Yine 1921 Ekiminde telif edilen Lemaat adlı eseri için daha sonra yazdığı bir mektupta: “Hem her iki Said'in iştirakiyle, birtek Ramazan'da iki hilal ortasında telif edilen ve kendi kendine ihtiyarım haricinde bir derece manzum şeklini alan ve İşârâtü'l-İcâz kıt'asında ve elli, altmış sayfa bulunan Türkçe olarak Lemeât namındaki risale dahi Risale-i Nur'a girebilir”[3] şeklinde ifadeler kullanması geçiş döneminin 1921’e rastladığını göstermektedir. Diğer taraftan, 23. sözde kendisini Yeni Said’e döndürmüş olan bir temsili hikâyecikten söz etmekte ve bu vakayı ömrünün 45. yılında gördüğünü söylemektedir. Bu da 1922 ye denk gelir. Anlaşılıyor ki, Yeni Said döneminin başlangıcı 1921 senesinin güz mevsimidir.
1921’in sonu itibariyle başlayan Yeni Said dönemi de Afyon hapsinden hemen sonraki (1948-1949) zamana kadar sürmüştür. Bu tarihten sonra Bediüzzaman tamamen tarik-i dünya ve talib-i ahiret bir halet-i ruhiyeye bürünmüş bir şekilde Üçüncü Said olarak yeni bir döneme girdiğini söylemek mümkündür.[4] Ancak şurası bilinmelidir ki, Eski Said’in Yeni Said’e ve Yeni Said’in Üçüncü Said’e dönüşmesi bir olgunluk ve bir ruhsal seyir ifade eder. Başka bir deyişle, Eski Said’i yeni Said’ten ve Üçüncü Said’ten ayıran özellik, Bediüzzaman’ın sadece maddi ve sosyal hayatında görülen bir takım değişiklikler değildir. Aksine Eski Said’i Yeni Said ve Üçüncü Said’ten ayıran en temel özellik ruhî ve kalbî, yani manevî inkişaflardır.

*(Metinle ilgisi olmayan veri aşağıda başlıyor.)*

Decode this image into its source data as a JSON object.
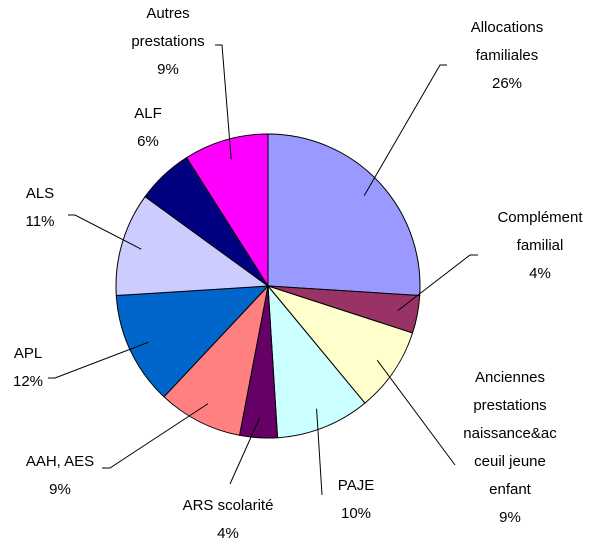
{
  "chart_data": {
    "type": "pie",
    "categories": [
      "Allocations\nfamiliales",
      "Complément\nfamilial",
      "Anciennes\nprestations\nnaissance&ac\nceuil jeune\nenfant",
      "PAJE",
      "ARS scolarité",
      "AAH, AES",
      "APL",
      "ALS",
      "ALF",
      "Autres\nprestations"
    ],
    "values": [
      26,
      4,
      9,
      10,
      4,
      9,
      12,
      11,
      6,
      9
    ],
    "value_labels": [
      "26%",
      "4%",
      "9%",
      "10%",
      "4%",
      "9%",
      "12%",
      "11%",
      "6%",
      "9%"
    ],
    "colors": [
      "#9999ff",
      "#993366",
      "#ffffcc",
      "#ccffff",
      "#660066",
      "#ff8080",
      "#0066cc",
      "#ccccff",
      "#000080",
      "#ff00ff"
    ]
  }
}
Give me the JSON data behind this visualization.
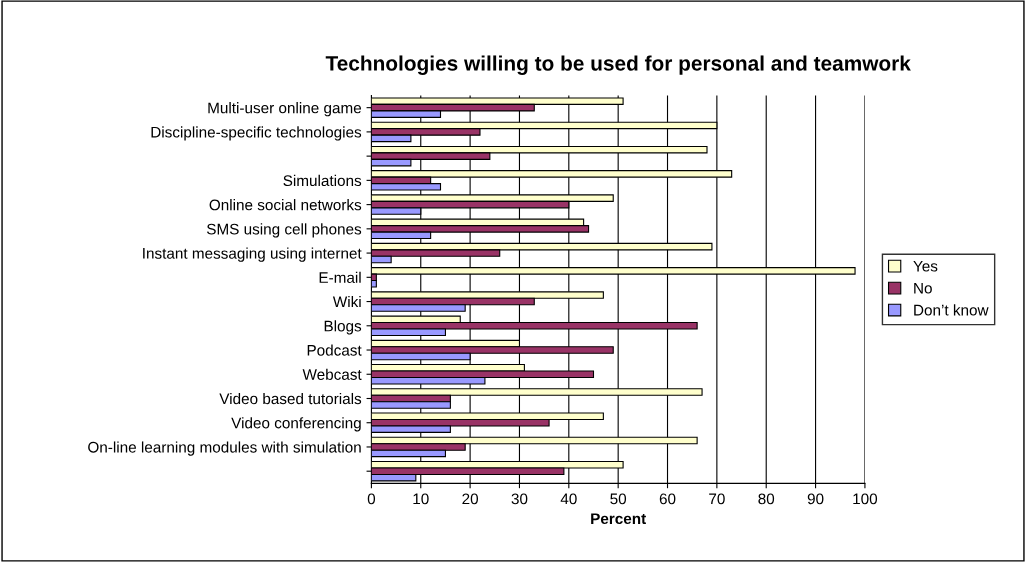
{
  "chart_data": {
    "type": "bar",
    "orientation": "horizontal",
    "title": "Technologies willing to be used for personal and teamwork",
    "xlabel": "Percent",
    "categories": [
      "Multi-user online game",
      "Discipline-specific technologies",
      null,
      "Simulations",
      "Online social networks",
      "SMS using cell phones",
      "Instant messaging using internet",
      "E-mail",
      "Wiki",
      "Blogs",
      "Podcast",
      "Webcast",
      "Video based tutorials",
      "Video conferencing",
      "On-line learning modules with simulation",
      null
    ],
    "series": [
      {
        "name": "Yes",
        "color": "#ffffcc",
        "values": [
          51,
          70,
          68,
          73,
          49,
          43,
          69,
          98,
          47,
          18,
          30,
          31,
          67,
          47,
          66,
          51
        ]
      },
      {
        "name": "No",
        "color": "#993366",
        "values": [
          33,
          22,
          24,
          12,
          40,
          44,
          26,
          1,
          33,
          66,
          49,
          45,
          16,
          36,
          19,
          39
        ]
      },
      {
        "name": "Don’t know",
        "color": "#9999ff",
        "values": [
          14,
          8,
          8,
          14,
          10,
          12,
          4,
          1,
          19,
          15,
          20,
          23,
          16,
          16,
          15,
          9
        ]
      }
    ],
    "xlim": [
      0,
      100
    ],
    "xticks": [
      0,
      10,
      20,
      30,
      40,
      50,
      60,
      70,
      80,
      90,
      100
    ],
    "grid": "x",
    "legend": "right"
  }
}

Ancak Eski Said’in hayatı, bazılarının zannedebileceği gibi, amaçsız ve hedefleri belli olmayan alelade bir siyasî hayat değildir. Onun hayatı Osmanlı devletinin son dönemlerine rastladığı için büyük sıkıntılar ve karmaşık olaylarla doludur. Bu açıdan, Eski Said’in hayatında görülen temel vasıflar, Osmanlı’nın son karmaşık döneminden bir takım özellikler taşımaktadır. Eski Said’in hayatının bir kısmı “istibdat” dönemi diye adlandırılan II. Abdülhamit devrine, bir kısmı da hürriyetin ilanından sonraki döneme (1908), yani İttihat ve Terakki dönemine rastlamaktadır. İstibdadın tüm engellemelerine, içten ve dıştan gelen tüm baskılara rağmen çok faal ve düşünen bir kafa yapısına sahip olan Eski Said, öncelikle cehalete, fakirliğe ve tefrikaya karşı büyük mücadeleler vermiştir. Genelde Osmanlı ülkesinin, özelde de doğu ve güneydoğu Anadolu’nun fakirlikten kurtulması için büyük gayretler göstermiştir. Diğer taraftan, Batının meydan okumalarına ve felsefi teorilerine karşı, Kur’an ve Sünneti savunur nitelikte çok kıymetli ve gerekli düşünceler üretmiş ve bu düşüncelerini o günkü gazetelerde yayınlatmayı başarmıştır. Nihayet 1921’in son baharında Eski Said dönemi sona ermiş ve Yeni Said dönemi başlamıştır.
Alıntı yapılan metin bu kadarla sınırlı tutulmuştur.